Re: PSI vs. CPU overhead for client computing

Luigi Semenzato <semenzato@xxxxxxxxxx> · Tue, 23 Apr 2019 21:54:31 -0700

Thank you very much Suren.

On Tue, Apr 23, 2019 at 3:04 PM Suren Baghdasaryan <surenb@xxxxxxxxxx> wrote:
>
> Hi Luigi,
>
> On Tue, Apr 23, 2019 at 11:58 AM Luigi Semenzato <semenzato@xxxxxxxxxx> wrote:
> >
> > I and others are working on improving system behavior under memory
> > pressure on Chrome OS.  We use zram, which swaps to a
> > statically-configured compressed RAM disk.  One challenge that we have
> > is that the footprint of our workloads is highly variable.  With zram,
> > we have to set the size of the swap partition at boot time.  When the
> > (logical) swap partition is full, we're left with some amount of RAM
> > usable by file and anonymous pages (we can ignore the rest).  We don't
> > get to control this amount dynamically.  Thus if the workload fits
> > nicely in it, everything works well.  If it doesn't, then the rate of
> > anonymous page faults can be quite high, causing large CPU overhead
> > for compression/decompression (as well as for other parts of the MM).
> >
> > In Chrome OS and Android, we have the luxury that we can reduce
> > pressure by terminating processes (tab discard in Chrome OS, app kill
> > in Android---which incidentally also runs in parallel with Chrome OS
> > on some chromebooks).  To help decide when to reduce pressure, we
> > would like to have a reliable and device-independent measure of MM CPU
> > overhead.  I have looked into PSI and have a few questions.  I am also
> > looking for alternative suggestions.
> >
> > PSI measures the times spent when some and all tasks are blocked by
> > memory allocation.  In some experiments, this doesn't seem to
> > correlate too well with CPU overhead (which instead correlates fairly
> > well with page fault rates).  Could this be because it includes
> > pressure from file page faults?
>
> This might be caused by thrashing (see:
> https://elixir.bootlin.com/linux/v5.1-rc6/source/mm/filemap.c#L1114).
>
> >  Is there some way of interpreting PSI
> > numbers so that the pressure from file pages is ignored?
>
> I don't think so but I might be wrong.
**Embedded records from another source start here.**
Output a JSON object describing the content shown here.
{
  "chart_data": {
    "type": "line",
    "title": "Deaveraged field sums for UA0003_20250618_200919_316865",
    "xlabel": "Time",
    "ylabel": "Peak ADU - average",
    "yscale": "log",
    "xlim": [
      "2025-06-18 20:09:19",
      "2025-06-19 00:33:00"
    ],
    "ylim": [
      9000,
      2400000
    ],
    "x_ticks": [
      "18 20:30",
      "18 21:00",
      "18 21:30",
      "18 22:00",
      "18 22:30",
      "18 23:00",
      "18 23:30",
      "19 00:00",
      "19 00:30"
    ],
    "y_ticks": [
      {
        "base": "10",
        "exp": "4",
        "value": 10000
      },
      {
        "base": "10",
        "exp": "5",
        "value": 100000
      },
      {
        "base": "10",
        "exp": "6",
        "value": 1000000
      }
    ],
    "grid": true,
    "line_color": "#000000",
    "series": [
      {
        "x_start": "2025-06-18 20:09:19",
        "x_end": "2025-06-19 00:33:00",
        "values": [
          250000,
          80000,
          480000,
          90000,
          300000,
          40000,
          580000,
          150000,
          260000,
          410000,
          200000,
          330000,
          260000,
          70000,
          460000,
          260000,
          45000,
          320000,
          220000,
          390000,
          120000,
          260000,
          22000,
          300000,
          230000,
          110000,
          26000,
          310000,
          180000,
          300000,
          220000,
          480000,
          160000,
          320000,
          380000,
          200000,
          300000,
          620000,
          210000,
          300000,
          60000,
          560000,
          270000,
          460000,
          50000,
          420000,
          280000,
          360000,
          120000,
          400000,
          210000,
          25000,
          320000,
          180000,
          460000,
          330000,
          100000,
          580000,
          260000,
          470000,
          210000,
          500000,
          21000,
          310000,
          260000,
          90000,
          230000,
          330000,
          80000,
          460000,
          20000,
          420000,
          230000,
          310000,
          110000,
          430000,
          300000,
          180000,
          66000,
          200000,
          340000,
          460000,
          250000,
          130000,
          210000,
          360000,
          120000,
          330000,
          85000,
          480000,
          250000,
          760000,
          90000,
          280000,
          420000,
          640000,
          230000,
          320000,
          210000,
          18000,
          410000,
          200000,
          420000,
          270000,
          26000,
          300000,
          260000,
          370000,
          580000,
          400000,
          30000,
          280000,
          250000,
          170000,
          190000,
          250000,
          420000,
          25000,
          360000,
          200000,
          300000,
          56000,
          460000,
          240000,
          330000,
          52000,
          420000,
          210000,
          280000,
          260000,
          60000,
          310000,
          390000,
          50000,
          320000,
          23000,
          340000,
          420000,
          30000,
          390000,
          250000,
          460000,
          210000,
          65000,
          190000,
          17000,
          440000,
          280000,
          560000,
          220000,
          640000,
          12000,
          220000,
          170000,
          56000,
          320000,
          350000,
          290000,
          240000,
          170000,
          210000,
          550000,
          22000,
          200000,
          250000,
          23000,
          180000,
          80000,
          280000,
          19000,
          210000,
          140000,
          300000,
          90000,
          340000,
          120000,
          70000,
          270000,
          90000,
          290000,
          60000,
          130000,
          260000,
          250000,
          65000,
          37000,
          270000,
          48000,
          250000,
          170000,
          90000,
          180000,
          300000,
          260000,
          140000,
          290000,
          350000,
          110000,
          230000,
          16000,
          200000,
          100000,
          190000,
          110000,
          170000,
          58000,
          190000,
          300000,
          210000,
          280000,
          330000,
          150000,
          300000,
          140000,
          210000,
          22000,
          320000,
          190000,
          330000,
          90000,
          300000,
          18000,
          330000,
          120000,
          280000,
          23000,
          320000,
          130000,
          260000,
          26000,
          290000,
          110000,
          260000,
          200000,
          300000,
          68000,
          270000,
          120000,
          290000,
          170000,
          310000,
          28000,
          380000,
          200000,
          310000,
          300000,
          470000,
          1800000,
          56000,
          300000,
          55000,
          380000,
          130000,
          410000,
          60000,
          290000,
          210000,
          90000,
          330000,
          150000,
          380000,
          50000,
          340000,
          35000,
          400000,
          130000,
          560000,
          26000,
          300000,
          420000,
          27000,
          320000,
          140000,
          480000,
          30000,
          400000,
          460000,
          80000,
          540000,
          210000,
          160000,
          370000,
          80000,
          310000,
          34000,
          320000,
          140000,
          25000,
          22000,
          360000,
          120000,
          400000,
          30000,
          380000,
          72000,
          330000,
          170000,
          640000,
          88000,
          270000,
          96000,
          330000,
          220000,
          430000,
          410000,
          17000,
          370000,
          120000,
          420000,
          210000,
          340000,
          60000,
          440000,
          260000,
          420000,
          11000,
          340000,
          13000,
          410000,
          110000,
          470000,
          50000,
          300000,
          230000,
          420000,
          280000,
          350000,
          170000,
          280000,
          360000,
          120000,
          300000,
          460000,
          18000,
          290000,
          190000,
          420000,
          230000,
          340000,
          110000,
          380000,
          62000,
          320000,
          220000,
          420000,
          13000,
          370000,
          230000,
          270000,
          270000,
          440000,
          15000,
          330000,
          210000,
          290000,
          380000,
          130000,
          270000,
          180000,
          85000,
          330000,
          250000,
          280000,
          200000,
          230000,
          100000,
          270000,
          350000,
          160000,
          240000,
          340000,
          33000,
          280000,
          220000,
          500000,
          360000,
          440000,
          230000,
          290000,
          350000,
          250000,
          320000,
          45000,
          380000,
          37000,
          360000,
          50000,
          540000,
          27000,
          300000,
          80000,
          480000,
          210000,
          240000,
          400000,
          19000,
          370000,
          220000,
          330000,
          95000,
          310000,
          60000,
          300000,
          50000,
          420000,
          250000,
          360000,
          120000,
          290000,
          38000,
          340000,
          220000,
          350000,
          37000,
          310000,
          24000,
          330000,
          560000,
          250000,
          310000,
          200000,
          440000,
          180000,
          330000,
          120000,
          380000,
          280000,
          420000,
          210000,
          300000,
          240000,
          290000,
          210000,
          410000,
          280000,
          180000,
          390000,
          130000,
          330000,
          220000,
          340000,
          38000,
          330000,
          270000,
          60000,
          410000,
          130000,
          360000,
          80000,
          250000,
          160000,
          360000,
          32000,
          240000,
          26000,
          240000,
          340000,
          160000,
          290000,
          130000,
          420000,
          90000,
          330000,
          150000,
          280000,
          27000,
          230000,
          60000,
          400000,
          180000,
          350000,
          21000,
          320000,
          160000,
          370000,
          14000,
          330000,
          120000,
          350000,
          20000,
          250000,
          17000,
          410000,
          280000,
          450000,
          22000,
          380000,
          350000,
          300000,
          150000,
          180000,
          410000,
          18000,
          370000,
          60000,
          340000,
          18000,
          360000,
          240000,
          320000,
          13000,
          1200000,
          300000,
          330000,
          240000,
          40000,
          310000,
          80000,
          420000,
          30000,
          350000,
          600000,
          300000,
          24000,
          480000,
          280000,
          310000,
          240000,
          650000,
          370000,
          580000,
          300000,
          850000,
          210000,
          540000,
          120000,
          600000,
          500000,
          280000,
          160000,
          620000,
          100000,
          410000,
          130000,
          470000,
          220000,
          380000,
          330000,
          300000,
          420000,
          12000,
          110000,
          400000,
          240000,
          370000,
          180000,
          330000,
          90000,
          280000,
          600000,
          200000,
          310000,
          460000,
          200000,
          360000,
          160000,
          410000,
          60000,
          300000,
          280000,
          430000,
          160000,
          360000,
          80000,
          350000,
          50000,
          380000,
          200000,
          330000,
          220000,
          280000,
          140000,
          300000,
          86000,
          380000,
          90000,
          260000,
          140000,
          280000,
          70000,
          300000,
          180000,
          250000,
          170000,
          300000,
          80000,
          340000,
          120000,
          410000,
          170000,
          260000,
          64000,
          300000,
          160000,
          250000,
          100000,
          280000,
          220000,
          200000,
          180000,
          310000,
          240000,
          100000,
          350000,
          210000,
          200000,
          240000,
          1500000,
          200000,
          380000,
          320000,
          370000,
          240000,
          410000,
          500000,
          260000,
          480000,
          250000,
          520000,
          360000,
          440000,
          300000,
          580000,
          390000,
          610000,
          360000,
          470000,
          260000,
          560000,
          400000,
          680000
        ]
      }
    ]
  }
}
Notice here
> https://elixir.bootlin.com/linux/v5.1-rc6/source/mm/filemap.c#L1111
> you could probably use delayacct to distinguish file thrashing,
> however remember that PSI takes into account the number of CPUs and
> the number of currently non-idle tasks in its pressure calculations,
> so the raw delay numbers might not be very useful here.

OK.

> > What is the purpose of "some" and "full" in the PSI measurements?  The
> > chrome browser is a multi-process app and there is a lot of IPC.  When
> > process A is blocked on memory allocation, it cannot respond to IPC
> > from process B, thus effectively both processes are blocked on
> > allocation, but we don't see that.
>
> I don't think PSI would account such an indirect stall when A is
> waiting for B and B is blocked on memory access. B's stall will be
> accounted for but I don't think A's blocked time will go into PSI
> calculations. The process inter-dependencies are probably out of scope
> for PSI.

Right, that's what I was also saying.  It would be near impossible to
figure it out.  It may also be that statistically it doesn't matter,
as long as the workload characteristics don't change dramatically.
Which unfortunately they might...

> > Also, there are situations in
> > which some "uninteresting" process keep running.  So it's not clear we
> > can rely on "full".  Or maybe I am misunderstanding?  "Some" may be a
> > better measure, but again it doesn't measure indirect blockage.
>
> Johannes explains the SOME and FULL calculations here:
> https://elixir.bootlin.com/linux/v5.1-rc6/source/kernel/sched/psi.c#L76
> and includes couple examples with the last one showing FULL>0 and some
> tasks still running.

Thank you, yes, those are good explanation.  I am still not sure how
to use this in our case.

I thought about using the page fault rate as a proxy for the
allocation overhead.  Unfortunately it is difficult to figure out the
baseline, because: 1. it is device-dependent (that's not
insurmountable: we could compute a per-device baseline offline); 2.
the CPUs can go in and out of turbo mode, or temperature-throttling,
and the notion of a constant "baseline" fails miserably.

> > The kernel contains various cpustat measurements, including some
> > slightly esoteric ones such as CPUTIME_GUEST and CPUTIME_GUEST_NICE.
> > Would adding a CPUTIME_MEM be out of the question?

Any opinion on CPUTIME_MEM?

Thanks again!

> > Thanks!
> >
>
> Just my 2 cents and Johannes being the author might have more to say here.